I. The Bulak Museum (Cairo)[106] shows two good specimens of the ancient ‘Lisán’ (‘tongue’-weapon) club or curved stick. The first battles, says Pliny (vii. 57), were fought by the Africans against the Egyptians with clubs which they called phalangæ. The shorter club-sword (1 ft. 11 in.) has a handle ribbed with eighteen fine raised rings. The longer or falchion-shaped weapon (2 ft. 5 in.) is hatched at the grip with a cross pattern. Both are of hard wood blackened by age, and both have the distinct cutting edge. The ancient war-club was tipped with metal and whipped with thongs round the handle for firmer grasp, like the Roman fasces. The modern Lisán-club, made of tough mimosa-wood and about 2½ ft. long, is still used in close combat by the Negroid tribes of the Upper Nile. To the Bishárins and Amri the Lisán supplies, at dances and on festal occasions, the place of the sword. In Abyssinia there is a lighter variety (1 ft. 6 in.) banded alternately with red, blue, and green cloth, and protected by a network of brass wire. The Ababdeh (modern Æthiopians), content with this, the spear, and its pendant the shield, fear not to encounter tribes whose arms are the matchlock and a ‘formidable looking, but really inoffensive sword with a wondrous huge straight blade.’ These pastoral Nomads are of a peculiar and interesting type. The short stature and the well-curved and delicate limbs, whose action is quick, lithe, and graceful as the leopard’s, connect them with the Bedawin of Arabia; while the knotted and spiral locks standing on end, and resembling when tallowed a huge cauliflower, affiliate them to the African Somal. Their arms are more extensive than their dress, a mere waist cloth, the primitive attire of tropical man; and they live by hiring their camels to caravans.

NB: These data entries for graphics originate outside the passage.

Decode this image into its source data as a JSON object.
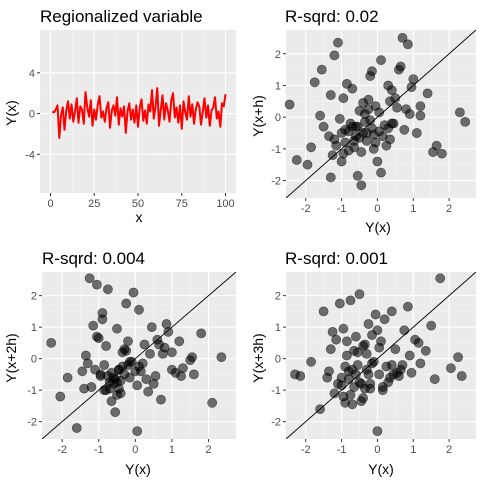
{
  "chart_data": [
    {
      "type": "line",
      "title": "Regionalized variable",
      "xlabel": "x",
      "ylabel": "Y(x)",
      "xlim": [
        -6,
        106
      ],
      "ylim": [
        -7.8,
        8.2
      ],
      "x_ticks": [
        "0",
        "25",
        "50",
        "75",
        "100"
      ],
      "x_tick_values": [
        0,
        25,
        50,
        75,
        100
      ],
      "y_ticks": [
        "-4",
        "0",
        "4"
      ],
      "y_tick_values": [
        -4,
        0,
        4
      ],
      "grid": true,
      "color": "#ff0000",
      "series": [
        {
          "x": [
            1,
            2,
            3,
            4,
            5,
            6,
            7,
            8,
            9,
            10,
            11,
            12,
            13,
            14,
            15,
            16,
            17,
            18,
            19,
            20,
            21,
            22,
            23,
            24,
            25,
            26,
            27,
            28,
            29,
            30,
            31,
            32,
            33,
            34,
            35,
            36,
            37,
            38,
            39,
            40,
            41,
            42,
            43,
            44,
            45,
            46,
            47,
            48,
            49,
            50,
            51,
            52,
            53,
            54,
            55,
            56,
            57,
            58,
            59,
            60,
            61,
            62,
            63,
            64,
            65,
            66,
            67,
            68,
            69,
            70,
            71,
            72,
            73,
            74,
            75,
            76,
            77,
            78,
            79,
            80,
            81,
            82,
            83,
            84,
            85,
            86,
            87,
            88,
            89,
            90,
            91,
            92,
            93,
            94,
            95,
            96,
            97,
            98,
            99,
            100
          ],
          "y": [
            0.2,
            0.1,
            0.4,
            0.8,
            -2.4,
            -0.2,
            0.6,
            -1.6,
            0.3,
            1.2,
            -0.5,
            0.9,
            -0.8,
            0.2,
            1.5,
            -0.9,
            0.7,
            0.4,
            -1.0,
            2.1,
            0.6,
            -0.3,
            1.3,
            -1.2,
            0.4,
            -0.6,
            0.9,
            1.7,
            -0.4,
            0.2,
            -0.8,
            0.5,
            1.1,
            -1.4,
            0.3,
            0.8,
            -0.2,
            1.6,
            -1.1,
            0.5,
            -0.3,
            0.7,
            -1.9,
            0.2,
            1.0,
            -0.6,
            0.4,
            -0.9,
            0.8,
            -1.3,
            0.6,
            1.4,
            -0.7,
            0.3,
            -1.0,
            0.9,
            0.2,
            2.3,
            -0.5,
            0.7,
            2.5,
            -1.2,
            0.4,
            1.8,
            -0.6,
            1.0,
            0.3,
            -0.8,
            1.3,
            2.0,
            -0.4,
            0.6,
            -0.9,
            0.8,
            -1.5,
            1.2,
            0.1,
            -0.6,
            1.7,
            -0.3,
            0.9,
            -1.0,
            0.4,
            1.1,
            0.7,
            -1.1,
            0.2,
            1.5,
            -0.4,
            0.8,
            -1.2,
            0.3,
            0.6,
            1.6,
            -0.5,
            0.2,
            -1.3,
            1.0,
            0.7,
            1.9
          ]
        }
      ]
    },
    {
      "type": "scatter",
      "title": "R-sqrd: 0.02",
      "xlabel": "Y(x)",
      "ylabel": "Y(x+h)",
      "xlim": [
        -2.55,
        2.75
      ],
      "ylim": [
        -2.55,
        2.75
      ],
      "x_ticks": [
        "-2",
        "-1",
        "0",
        "1",
        "2"
      ],
      "x_tick_values": [
        -2,
        -1,
        0,
        1,
        2
      ],
      "y_ticks": [
        "-2",
        "-1",
        "0",
        "1",
        "2"
      ],
      "y_tick_values": [
        -2,
        -1,
        0,
        1,
        2
      ],
      "grid": true,
      "reference_line": "y = x",
      "x": [
        -2.45,
        -2.25,
        -1.95,
        -1.85,
        -1.75,
        -1.6,
        -1.55,
        -1.5,
        -1.35,
        -1.3,
        -1.25,
        -1.2,
        -1.15,
        -1.1,
        -1.05,
        -1.0,
        -0.95,
        -0.9,
        -0.85,
        -0.8,
        -0.75,
        -0.7,
        -0.65,
        -0.6,
        -0.55,
        -0.5,
        -0.45,
        -0.4,
        -0.35,
        -0.3,
        -0.25,
        -0.2,
        -0.15,
        -0.1,
        -0.05,
        0.0,
        0.05,
        0.1,
        0.15,
        0.2,
        0.3,
        0.35,
        0.4,
        0.5,
        0.55,
        0.6,
        0.7,
        0.75,
        0.85,
        0.9,
        1.0,
        1.1,
        1.2,
        1.4,
        1.55,
        1.65,
        1.8,
        2.3,
        2.45,
        -1.2,
        -0.9,
        -0.6,
        -0.3,
        0.1,
        0.4,
        -0.8,
        -0.5,
        -0.2,
        0.25,
        0.65,
        -1.0,
        -0.7,
        -0.4,
        -0.1,
        0.3,
        0.8,
        1.2,
        -0.95,
        -0.55,
        -0.25,
        0.05,
        0.45,
        -1.3,
        -0.65,
        -0.35,
        -0.05,
        0.35,
        0.95,
        -0.45,
        -0.15
      ],
      "y": [
        0.4,
        -1.35,
        -1.5,
        -0.95,
        1.1,
        0.05,
        1.5,
        -0.3,
        -0.6,
        0.7,
        -1.2,
        1.95,
        -0.9,
        2.35,
        -0.05,
        -1.4,
        0.6,
        -0.8,
        1.05,
        -0.45,
        -0.2,
        0.9,
        -0.95,
        -0.6,
        -0.3,
        0.2,
        -1.1,
        -0.5,
        -0.15,
        -0.75,
        0.55,
        1.3,
        -0.35,
        -1.0,
        0.35,
        -1.4,
        0.15,
        1.8,
        -0.6,
        -0.25,
        1.0,
        -0.7,
        -0.2,
        0.6,
        0.3,
        1.5,
        2.5,
        -0.4,
        2.3,
        0.1,
        1.2,
        -0.5,
        0.35,
        0.75,
        -1.1,
        -0.9,
        -1.15,
        0.15,
        -0.15,
        -0.7,
        -0.4,
        -0.3,
        -0.5,
        -1.75,
        0.85,
        -1.05,
        -0.65,
        -0.1,
        -0.9,
        1.6,
        -0.5,
        -0.3,
        0.45,
        -0.55,
        -0.35,
        0.25,
        0.05,
        -1.15,
        -1.85,
        0.25,
        -0.45,
        -0.2,
        -1.9,
        -0.75,
        0.1,
        -0.8,
        0.5,
        0.95,
        -2.15,
        1.45
      ]
    },
    {
      "type": "scatter",
      "title": "R-sqrd: 0.004",
      "xlabel": "Y(x)",
      "ylabel": "Y(x+2h)",
      "xlim": [
        -2.55,
        2.75
      ],
      "ylim": [
        -2.55,
        2.75
      ],
      "x_ticks": [
        "-2",
        "-1",
        "0",
        "1",
        "2"
      ],
      "x_tick_values": [
        -2,
        -1,
        0,
        1,
        2
      ],
      "y_ticks": [
        "-2",
        "-1",
        "0",
        "1",
        "2"
      ],
      "y_tick_values": [
        -2,
        -1,
        0,
        1,
        2
      ],
      "grid": true,
      "reference_line": "y = x",
      "x": [
        -2.3,
        -2.05,
        -1.85,
        -1.6,
        -1.45,
        -1.35,
        -1.25,
        -1.2,
        -1.15,
        -1.1,
        -1.05,
        -1.0,
        -0.95,
        -0.9,
        -0.85,
        -0.8,
        -0.75,
        -0.7,
        -0.65,
        -0.6,
        -0.55,
        -0.5,
        -0.45,
        -0.4,
        -0.35,
        -0.3,
        -0.25,
        -0.2,
        -0.15,
        -0.1,
        -0.05,
        0.0,
        0.05,
        0.1,
        0.2,
        0.3,
        0.4,
        0.5,
        0.6,
        0.7,
        0.8,
        0.9,
        1.0,
        1.1,
        1.2,
        1.3,
        1.5,
        1.6,
        1.8,
        2.1,
        2.35,
        -1.3,
        -0.95,
        -0.7,
        -0.55,
        -0.45,
        -0.35,
        -0.25,
        0.15,
        0.45,
        -1.05,
        -0.85,
        -0.6,
        -0.5,
        -0.4,
        0.25,
        0.55,
        0.85,
        -0.8,
        -0.65,
        -0.3,
        0.35,
        0.75,
        1.25,
        -1.4,
        -0.15,
        0.1,
        0.65,
        -0.9,
        -0.5,
        -0.2,
        0.05,
        1.0,
        1.55,
        -0.75,
        -0.45
      ],
      "y": [
        0.5,
        -1.2,
        -0.6,
        -2.2,
        -0.4,
        0.1,
        2.55,
        -0.9,
        1.05,
        -0.35,
        2.35,
        0.65,
        -0.55,
        1.25,
        -1.0,
        0.4,
        2.2,
        -0.75,
        -1.35,
        -0.8,
        -1.7,
        0.95,
        -0.35,
        -1.1,
        0.2,
        -0.5,
        1.75,
        -0.2,
        -0.6,
        -0.1,
        2.1,
        -0.4,
        -2.3,
        1.55,
        -0.15,
        -0.65,
        0.15,
        -0.8,
        0.6,
        -1.3,
        0.35,
        0.85,
        0.2,
        -0.45,
        0.55,
        -0.3,
        -0.05,
        -0.5,
        0.8,
        -1.4,
        0.05,
        -0.15,
        -0.5,
        -0.95,
        -0.65,
        -0.95,
        -0.25,
        0.25,
        -0.4,
        1.0,
        0.7,
        -0.2,
        -0.6,
        -1.15,
        -0.7,
        0.45,
        -0.55,
        1.1,
        -1.0,
        -0.45,
        0.3,
        -1.05,
        0.15,
        -0.55,
        -0.95,
        -0.1,
        -0.25,
        0.45,
        1.45,
        -0.75,
        0.55,
        -0.85,
        -0.35,
        0.05,
        -0.55,
        -0.35
      ]
    },
    {
      "type": "scatter",
      "title": "R-sqrd: 0.001",
      "xlabel": "Y(x)",
      "ylabel": "Y(x+3h)",
      "xlim": [
        -2.55,
        2.75
      ],
      "ylim": [
        -2.55,
        2.75
      ],
      "x_ticks": [
        "-2",
        "-1",
        "0",
        "1",
        "2"
      ],
      "x_tick_values": [
        -2,
        -1,
        0,
        1,
        2
      ],
      "y_ticks": [
        "-2",
        "-1",
        "0",
        "1",
        "2"
      ],
      "y_tick_values": [
        -2,
        -1,
        0,
        1,
        2
      ],
      "grid": true,
      "reference_line": "y = x",
      "x": [
        -2.3,
        -2.15,
        -1.85,
        -1.6,
        -1.5,
        -1.35,
        -1.3,
        -1.2,
        -1.15,
        -1.1,
        -1.05,
        -1.0,
        -0.95,
        -0.9,
        -0.85,
        -0.8,
        -0.75,
        -0.7,
        -0.65,
        -0.6,
        -0.55,
        -0.5,
        -0.45,
        -0.4,
        -0.35,
        -0.3,
        -0.25,
        -0.2,
        -0.15,
        -0.1,
        -0.05,
        0.0,
        0.05,
        0.1,
        0.15,
        0.2,
        0.3,
        0.4,
        0.5,
        0.6,
        0.75,
        0.85,
        0.95,
        1.05,
        1.2,
        1.35,
        1.5,
        1.6,
        1.75,
        2.05,
        2.25,
        2.35,
        -1.25,
        -0.95,
        -0.8,
        -0.6,
        -0.45,
        -0.35,
        -0.15,
        0.05,
        0.35,
        0.7,
        -1.0,
        -0.7,
        -0.5,
        -0.3,
        0.0,
        0.45,
        0.9,
        1.15,
        -0.85,
        -0.55,
        -0.2,
        0.25,
        0.55,
        -1.4,
        -0.75,
        -0.4,
        0.15,
        0.65,
        -0.9,
        -0.65,
        -0.25,
        0.4
      ],
      "y": [
        -0.5,
        -0.55,
        -0.1,
        -1.6,
        1.5,
        -0.4,
        0.3,
        -1.1,
        0.6,
        -0.8,
        1.75,
        -0.6,
        0.95,
        -0.25,
        0.1,
        -0.65,
        1.85,
        -1.45,
        -0.9,
        -0.5,
        0.2,
        2.05,
        -0.8,
        -1.25,
        0.45,
        -0.35,
        1.1,
        -0.95,
        0.75,
        -0.1,
        1.4,
        -2.3,
        -0.5,
        0.55,
        -1.0,
        1.25,
        -0.75,
        -0.2,
        0.3,
        -0.55,
        0.9,
        1.65,
        -0.45,
        0.6,
        -0.15,
        0.25,
        1.05,
        -0.65,
        2.55,
        -0.3,
        0.05,
        -0.55,
        0.85,
        -1.2,
        -0.4,
        0.7,
        -1.35,
        -0.95,
        -0.15,
        0.35,
        -0.6,
        -0.2,
        -0.85,
        -0.35,
        -0.75,
        0.15,
        0.9,
        -0.5,
        0.1,
        0.5,
        0.55,
        -0.2,
        -0.8,
        -0.25,
        -0.45,
        -0.6,
        -1.15,
        0.4,
        -0.9,
        -0.35,
        -1.4,
        0.25,
        -0.5,
        1.5
      ]
    }
  ]
}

The Dublin Museum[107] also shows the transitional forms between the club and the Sword. The weapon (a) numbered 143 is some twenty-five inches long: the second (b) is labelled ‘No. 144, wooden club-shaped implement, twenty-seven inches long.’

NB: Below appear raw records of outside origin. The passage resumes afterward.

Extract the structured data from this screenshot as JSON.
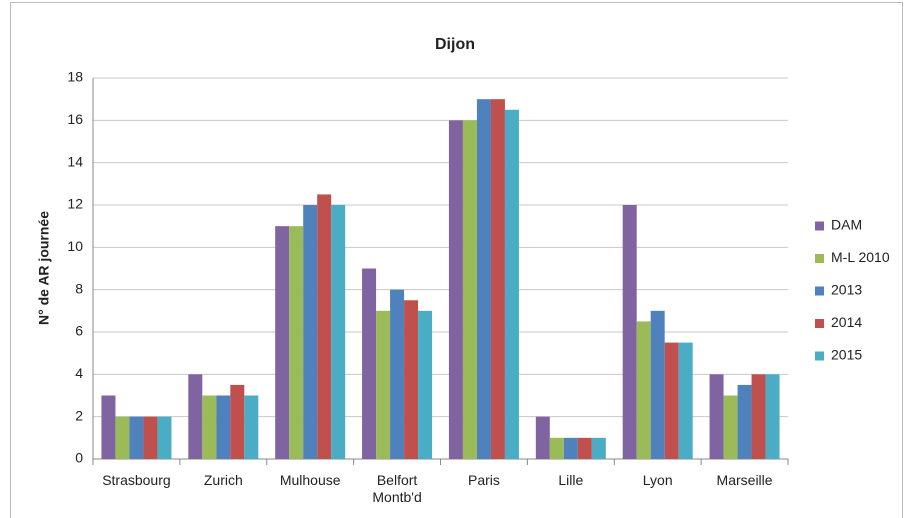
{
  "chart_data": {
    "type": "bar",
    "title": "Dijon",
    "y_label": "N° de AR journée",
    "categories": [
      "Strasbourg",
      "Zurich",
      "Mulhouse",
      "Belfort Montb'd",
      "Paris",
      "Lille",
      "Lyon",
      "Marseille"
    ],
    "series": [
      {
        "name": "DAM",
        "color": "#8064a2",
        "values": [
          3,
          4,
          11,
          9,
          16,
          2,
          12,
          4
        ]
      },
      {
        "name": "M-L 2010",
        "color": "#9bbb59",
        "values": [
          2,
          3,
          11,
          7,
          16,
          1,
          6.5,
          3
        ]
      },
      {
        "name": "2013",
        "color": "#4f81bd",
        "values": [
          2,
          3,
          12,
          8,
          17,
          1,
          7,
          3.5
        ]
      },
      {
        "name": "2014",
        "color": "#c0504d",
        "values": [
          2,
          3.5,
          12.5,
          7.5,
          17,
          1,
          5.5,
          4
        ]
      },
      {
        "name": "2015",
        "color": "#4bacc6",
        "values": [
          2,
          3,
          12,
          7,
          16.5,
          1,
          5.5,
          4
        ]
      }
    ],
    "ylim": [
      0,
      18
    ],
    "yticks": [
      0,
      2,
      4,
      6,
      8,
      10,
      12,
      14,
      16,
      18
    ],
    "grid": true,
    "legend": "right"
  }
}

The club of the Savage developed itself in other directions to the shepherd’s staff, the bishop’s crozier, and the king’s sceptre; hence, too, the useless bâton of the field-marshal, and the maces of Mr. Speaker and My Lord Mayor. Here we may answer the question why the field-marshal should carry a stick instead of a Sword. The unwarlike little instrument is simply the symbol of high authority:[108] it is the rod, not of the Lictor, but of the Centurion, whose badge of office was a vine-sapling wherewith to enforce authority. Hence Lucan (vi. 146) says of gallant Captain Cassius Scæva who, after many wounds, beat off two swordsmen:—

Sanguine multo

Promotus Latiam longo gerit ordine vitem.

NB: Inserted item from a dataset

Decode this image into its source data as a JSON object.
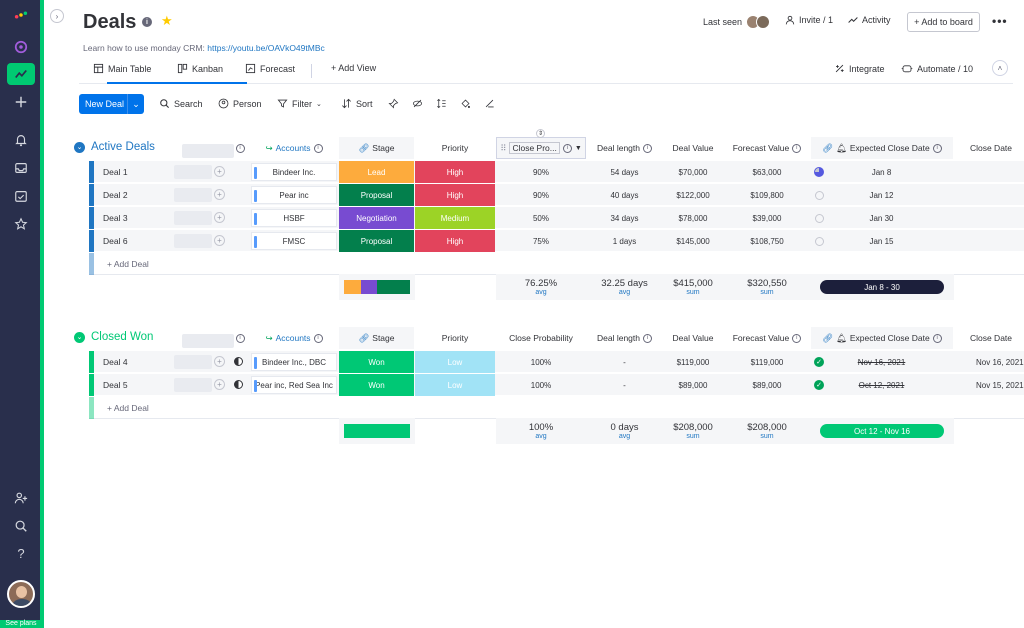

This use was continued by the drill-sergeant of Europe from England to Russia. The club again survives in the constable’s staff and the policeman’s truncheon.

THE BOOMERANG.

The form of throwing-stick, which we have taught ourselves to call by an Australian name ‘boomerang,’[109] thereby unduly localising an almost universal weapon from Eskimo-land to Australia, was evidently a precursor of the wooden Sword. It was well known to the ancient Egyptians. Wilkinson shows (vol. i. chap. 4) that it was of heavy wood, cut flat, and thus offering the least resistance, measuring 1 ft. 3 in. to 2 ft. long by 1½ in. broad. The shape, however, is not the usual segment of a circle, but a shallow S-curve inverted (Ƨ), more bent at the upper end, and straighter in the handle. One weapon (p. 236) seems to bear the familiar asp-head.[110] The British Museum contains a boomerang brought from Thebes by the Rev. Greville Chester, and a facsimile was exhibited by General Pitt-Rivers.[111] The end is much curved; the blade has four parallel grooves, and it bears the cartouche of Ramses the Great. In no instance have we found the round shape and the returning flight of its Australian congener. Three illustrations[112] show a large sportsman (the master) bringing down birds which rise from a papyrus-swamp, while a smaller figure (the slave) in the same canoe holds another weapon at arm’s length.